La bossa nova est une musique très séduisante mais j’ai souvent constaté que les gens à l’extérieur du Brésil ne savent pas vraiment la définir. Ils pensent la jouer avec accords un peu enrichis avec un rythme repiqué à l’oreille, mais ils arrivent plutôt d’après moi à une “impression de bossa nova” qu’à une bossa authentique.
En effet, la bossa est une musique brésilienne et raffinée, ce qui présente deux défis :
- le raffinement s’obtient par une attention aux détails à ajuster dans chaque mesure, qui s’additionnent au final pour créer un rendu très musical, mais ce sont autant de pièges qu’il faut savoir éviter
- l’origine brésilienne nécessite de s’intéresser à une culture différente de la nôtre et comprendre comment la musique est construite, et pourquoi. Il ne suffit pas d’être brésilien pour jouer cette musique, mais, lorsqu’on a grandi hors de ce milieu, le défi est plus grand
L’harmonie
Prenons un exemple simple avec une cadence ii-V-I en Do majeur. On peut jouer cette cadence :
- Ré mineur 7
- Sol 7
- Do majeur 7
Cela est correct d’un point de vue théorique et peut même être satisfaisant à l’oreille, dans le sens où ces accords dégagent une certaine chaleur.

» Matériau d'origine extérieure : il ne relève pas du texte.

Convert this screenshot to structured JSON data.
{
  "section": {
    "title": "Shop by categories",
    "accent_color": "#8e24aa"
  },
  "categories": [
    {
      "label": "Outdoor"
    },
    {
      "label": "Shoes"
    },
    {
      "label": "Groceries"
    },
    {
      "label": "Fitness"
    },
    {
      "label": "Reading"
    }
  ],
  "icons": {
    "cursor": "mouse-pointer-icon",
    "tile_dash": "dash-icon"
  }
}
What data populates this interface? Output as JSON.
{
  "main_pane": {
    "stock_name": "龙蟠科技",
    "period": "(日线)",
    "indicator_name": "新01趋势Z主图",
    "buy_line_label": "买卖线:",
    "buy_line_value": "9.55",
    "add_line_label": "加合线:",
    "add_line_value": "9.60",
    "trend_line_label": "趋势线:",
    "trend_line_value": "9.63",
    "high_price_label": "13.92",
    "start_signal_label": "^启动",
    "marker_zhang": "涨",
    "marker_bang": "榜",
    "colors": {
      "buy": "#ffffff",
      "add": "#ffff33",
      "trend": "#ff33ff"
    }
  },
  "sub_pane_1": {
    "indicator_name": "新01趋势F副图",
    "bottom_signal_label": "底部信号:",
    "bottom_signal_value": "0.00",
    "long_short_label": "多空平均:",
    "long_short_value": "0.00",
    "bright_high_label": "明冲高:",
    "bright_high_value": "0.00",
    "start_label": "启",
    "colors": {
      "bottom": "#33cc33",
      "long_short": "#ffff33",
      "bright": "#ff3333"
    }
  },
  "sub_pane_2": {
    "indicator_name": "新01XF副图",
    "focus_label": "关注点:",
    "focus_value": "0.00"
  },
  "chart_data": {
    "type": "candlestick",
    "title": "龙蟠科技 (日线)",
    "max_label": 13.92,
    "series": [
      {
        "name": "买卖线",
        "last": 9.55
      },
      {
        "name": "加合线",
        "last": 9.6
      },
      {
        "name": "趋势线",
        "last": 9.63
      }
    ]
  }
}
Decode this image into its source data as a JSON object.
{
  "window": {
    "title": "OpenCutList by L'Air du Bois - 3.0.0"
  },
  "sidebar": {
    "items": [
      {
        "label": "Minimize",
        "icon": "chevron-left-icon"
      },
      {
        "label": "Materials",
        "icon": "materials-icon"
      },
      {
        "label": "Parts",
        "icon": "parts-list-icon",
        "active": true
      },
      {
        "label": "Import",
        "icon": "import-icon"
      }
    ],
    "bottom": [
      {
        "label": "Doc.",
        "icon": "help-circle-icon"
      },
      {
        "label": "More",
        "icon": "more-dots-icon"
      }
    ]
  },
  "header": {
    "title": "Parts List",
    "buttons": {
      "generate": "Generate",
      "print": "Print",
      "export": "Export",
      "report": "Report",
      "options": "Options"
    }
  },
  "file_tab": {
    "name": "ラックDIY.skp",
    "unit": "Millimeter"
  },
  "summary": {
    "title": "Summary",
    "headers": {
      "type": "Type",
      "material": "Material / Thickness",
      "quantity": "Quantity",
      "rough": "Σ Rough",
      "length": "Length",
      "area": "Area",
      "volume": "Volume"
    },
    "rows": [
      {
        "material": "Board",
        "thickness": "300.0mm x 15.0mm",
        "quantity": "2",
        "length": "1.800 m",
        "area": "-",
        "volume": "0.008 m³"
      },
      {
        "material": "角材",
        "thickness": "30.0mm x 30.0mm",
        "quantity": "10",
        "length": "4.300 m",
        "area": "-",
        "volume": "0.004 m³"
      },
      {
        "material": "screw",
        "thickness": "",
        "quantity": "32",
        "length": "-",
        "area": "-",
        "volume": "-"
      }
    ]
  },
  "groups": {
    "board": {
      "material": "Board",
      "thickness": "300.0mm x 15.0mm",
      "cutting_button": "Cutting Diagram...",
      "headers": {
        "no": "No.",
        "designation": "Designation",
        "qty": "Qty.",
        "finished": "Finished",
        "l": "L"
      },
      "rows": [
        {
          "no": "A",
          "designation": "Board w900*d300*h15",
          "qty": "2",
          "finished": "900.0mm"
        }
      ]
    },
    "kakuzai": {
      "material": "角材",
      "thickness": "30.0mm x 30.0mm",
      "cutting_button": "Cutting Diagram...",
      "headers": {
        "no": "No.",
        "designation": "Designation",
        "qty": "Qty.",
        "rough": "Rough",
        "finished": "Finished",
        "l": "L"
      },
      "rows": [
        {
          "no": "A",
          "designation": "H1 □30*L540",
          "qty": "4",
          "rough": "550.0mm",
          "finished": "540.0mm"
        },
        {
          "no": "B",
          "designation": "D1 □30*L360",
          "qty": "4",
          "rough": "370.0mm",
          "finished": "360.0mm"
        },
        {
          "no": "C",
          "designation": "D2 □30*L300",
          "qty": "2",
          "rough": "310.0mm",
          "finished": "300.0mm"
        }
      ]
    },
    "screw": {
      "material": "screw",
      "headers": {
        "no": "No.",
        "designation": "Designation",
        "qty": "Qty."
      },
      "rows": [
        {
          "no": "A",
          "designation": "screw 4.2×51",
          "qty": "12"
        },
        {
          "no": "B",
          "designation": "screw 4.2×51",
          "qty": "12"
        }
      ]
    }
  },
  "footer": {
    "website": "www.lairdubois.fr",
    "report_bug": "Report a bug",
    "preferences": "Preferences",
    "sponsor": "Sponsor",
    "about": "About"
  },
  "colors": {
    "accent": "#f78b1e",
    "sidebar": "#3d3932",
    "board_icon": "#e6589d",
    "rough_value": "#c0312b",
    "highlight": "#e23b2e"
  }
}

Cela dit, il est très rare dans un disque de bossa nova authentique d’entendre ces accords tels quels. En effet, on aura tendance à jouer sur les extensions supérieures et jouer la 9ème, la 11ème et la 13ème, aboutissant à cette suite d’accords à la place :
- Ré mineur 9
- Sol 13
- Do majeur 9
La différence n’est pas flagrante (se référer à la vidéo ci-dessous pour écouter le résultat final) mais sur la durée d’un morceau voilà précisément le genre de détails qui produira un résultat plus raffiné et donc plus bossa nova.
Attention cela dit à ne pas ajouter des extensions systématiquement ! Premièrement car les extensions ne sont pas nécessairement compatibles entre elles selon la mesure. Et par ailleurs parce que ce n’est pas aussi simple que cela. En effet, certaines extensions peuvent par exemple rentrer en conflit avec la mélodie. C’est donc tout un sujet !
Le répertoire
Pour apprendre (entre autres) à manipuler les accords, une excellente école est de repiquer les morceaux originaux.
Quand je dis repiquer, dans mon cas je suis allé très loin en transcrivant par écrit grille d’accords et mélodie de tous les morceaux qui me plaisent depuis des années.

Ce n’est peut-être pas nécessaire, une chose est sûre, c’est que cela m’a aidé à éclaircir définitivement l’harmonie, la mélodie et le rythme de certaines mesures compliquées. C’est aussi un bon moyen d’apprendre les morceaux.
Attention pour cela à écouter principalement de la vraie bossa nova, donc avec des compositeurs comme Tom Jobim, João Gilberto, Roberto Menescal, João Donato, etc. (il y en a beaucoup d’autres). En effet c’est dans cette dernière que l’on trouve la forme la plus pure du style. Il peut y avoir des réalisations intéressantes plus tardivement, mais c’est plus dur pour une oreille non expérimentée de faire la différence.
Le rythme
Le rythme brésilien est un terrain miné pour quelqu’un qui vient de nos contrées, car nous avons une culture héritée de la musique classique qui tend globalement à accentuer les temps forts de la mesure, c’est-à-dire les temps 1 et 3.
Or la musique brésilienne est principalement sur les temps faibles, le 2 et le 4, ce qui lui donne cette sensation de légéreté irrésistible.
Cela dit, une musique qui serait uniquement sur certains temps n’a aucun sens. Dans la pratique, c’est bien évidemment un mélange qui est réalisé entre temps faibles et temps forts. Là réside toute la subtilité et la difficulté.
Cela s’apprend, cela dit. De nombreux musiciens étrangers y sont parvenu. Pour commencer on peut répéter par exemple les exercices que je montre dans la vidéo.